The picture I chose for this post is of my kids playing with one of those displays that are so prevalent at movie theater lobbies these days. The goal of such a display is for you to mess with it, take photos, and share them all over the internet, thus making people interested in the movie. You get something. The movie gets something. Hooray. Lord knows if it sells movie tickets. I checked around for some case studies, but didn’t find any. But it’s more fun than a poster.
Can You Build Interaction Points Into Your Business?
In launching Blog Topics: Master Class, I put into place a handful of interaction touchpoints. First, I invite people upon signing up to hit reply every time they want to talk with me or ask a question. I then prompt them to do so in the first email, so that they know I’m serious.
I also created a private Facebook group for students in the course to interact with each other, and although I don’t promise to be there myself very often, I have been there to greet every single newcomer to the group personally, and introduce them to everyone else.

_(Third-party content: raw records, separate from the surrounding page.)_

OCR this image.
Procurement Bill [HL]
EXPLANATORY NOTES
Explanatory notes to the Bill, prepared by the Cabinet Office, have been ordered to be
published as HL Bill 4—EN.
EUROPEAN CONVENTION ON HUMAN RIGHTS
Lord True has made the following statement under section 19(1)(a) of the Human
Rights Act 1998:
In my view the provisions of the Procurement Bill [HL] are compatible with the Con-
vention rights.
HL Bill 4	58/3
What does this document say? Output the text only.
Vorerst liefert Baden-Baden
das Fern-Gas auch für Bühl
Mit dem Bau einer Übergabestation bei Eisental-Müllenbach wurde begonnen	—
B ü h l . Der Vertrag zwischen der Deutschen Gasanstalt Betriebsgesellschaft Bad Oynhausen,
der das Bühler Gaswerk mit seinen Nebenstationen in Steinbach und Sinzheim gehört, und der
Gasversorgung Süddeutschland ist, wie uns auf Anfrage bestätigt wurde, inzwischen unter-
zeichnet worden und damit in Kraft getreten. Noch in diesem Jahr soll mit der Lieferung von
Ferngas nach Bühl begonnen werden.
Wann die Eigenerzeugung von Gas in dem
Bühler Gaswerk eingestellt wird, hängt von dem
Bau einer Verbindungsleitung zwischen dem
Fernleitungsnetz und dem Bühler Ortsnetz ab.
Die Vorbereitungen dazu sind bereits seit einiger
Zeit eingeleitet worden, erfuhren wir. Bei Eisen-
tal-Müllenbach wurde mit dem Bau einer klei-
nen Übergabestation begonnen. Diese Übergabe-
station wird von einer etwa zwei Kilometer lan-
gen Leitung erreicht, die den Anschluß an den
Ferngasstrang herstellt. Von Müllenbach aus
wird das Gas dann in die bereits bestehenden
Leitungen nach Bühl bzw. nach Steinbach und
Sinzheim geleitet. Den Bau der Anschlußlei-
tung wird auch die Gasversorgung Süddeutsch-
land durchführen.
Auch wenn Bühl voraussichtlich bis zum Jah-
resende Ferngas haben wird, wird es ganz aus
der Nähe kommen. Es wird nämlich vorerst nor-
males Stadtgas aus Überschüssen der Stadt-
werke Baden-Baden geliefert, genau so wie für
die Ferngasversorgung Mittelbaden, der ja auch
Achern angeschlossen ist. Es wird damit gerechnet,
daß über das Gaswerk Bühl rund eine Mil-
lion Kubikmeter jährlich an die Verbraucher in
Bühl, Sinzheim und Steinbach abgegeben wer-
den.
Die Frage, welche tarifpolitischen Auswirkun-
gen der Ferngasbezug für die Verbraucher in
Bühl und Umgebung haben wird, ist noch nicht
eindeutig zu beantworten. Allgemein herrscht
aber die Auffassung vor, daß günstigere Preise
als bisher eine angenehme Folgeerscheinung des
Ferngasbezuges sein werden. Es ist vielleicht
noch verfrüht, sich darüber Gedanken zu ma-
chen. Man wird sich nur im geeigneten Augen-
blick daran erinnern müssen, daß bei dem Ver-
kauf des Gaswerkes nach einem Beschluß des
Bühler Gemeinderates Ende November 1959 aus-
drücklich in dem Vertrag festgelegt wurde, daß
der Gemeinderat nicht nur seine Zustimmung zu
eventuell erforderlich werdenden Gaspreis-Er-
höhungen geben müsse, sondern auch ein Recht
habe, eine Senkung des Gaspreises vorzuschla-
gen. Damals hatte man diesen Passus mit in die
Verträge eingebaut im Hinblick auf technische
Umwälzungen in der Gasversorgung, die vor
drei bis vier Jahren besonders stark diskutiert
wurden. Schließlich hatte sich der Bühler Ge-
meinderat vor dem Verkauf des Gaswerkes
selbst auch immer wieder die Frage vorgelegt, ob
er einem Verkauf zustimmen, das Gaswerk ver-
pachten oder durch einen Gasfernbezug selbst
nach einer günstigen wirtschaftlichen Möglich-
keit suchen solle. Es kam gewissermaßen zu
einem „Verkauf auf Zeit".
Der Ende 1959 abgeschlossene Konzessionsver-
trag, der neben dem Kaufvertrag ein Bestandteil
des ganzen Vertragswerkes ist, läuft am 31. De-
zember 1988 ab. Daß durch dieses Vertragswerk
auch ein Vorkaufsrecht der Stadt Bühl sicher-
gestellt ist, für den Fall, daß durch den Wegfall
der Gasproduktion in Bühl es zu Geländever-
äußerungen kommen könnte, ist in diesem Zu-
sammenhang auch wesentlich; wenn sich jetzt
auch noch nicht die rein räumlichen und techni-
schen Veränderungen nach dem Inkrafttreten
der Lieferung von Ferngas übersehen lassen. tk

There will also be some realtime events like a live Google+ Hangout where we can do even more connecting. Further, I will promote various people’s work as a part of class, thus highlighting what participants are accomplishing, and sharing some of the great experiences coming out of the project, which is one way to give back.
What Does This Do For Your Business?
By finding ways to encourage repeat interaction, I’m tied much closer to my “customers’” experiences (I don’t much like the word, but I’m using it so you can translate this to what you’re doing). It means that no one ever feels like they played into the “bought and forgot” loop. It means that you’ll hear rather quickly if something isn’t working well, and have more potential opportunities to correct the issue at hand.
This also means time, however. Many businesses are built to actively seek ways to remove human interaction, to streamline anything that can be streamlined, to reduce interaction as it’s a drag on “productivity.” This line of thinking is accurate: to be very interactive with a customer/client/participant takes a lot more human capital than just selling something and wandering off.
But the process also has benefits:
- Faster awareness of issues that could cause revenue loss.
- More opportunities to adapt the product or future products to customer needs. (You can sell better or more.)
- Improved opportunities to encourage word of mouth marketing.
- Reduced error handing time allotted, as your marketing time and customer support time share a “budget.”
- Much improved perception of trust, care, and customer interest/advocacy.
How would this apply to your business? What does it mean for you?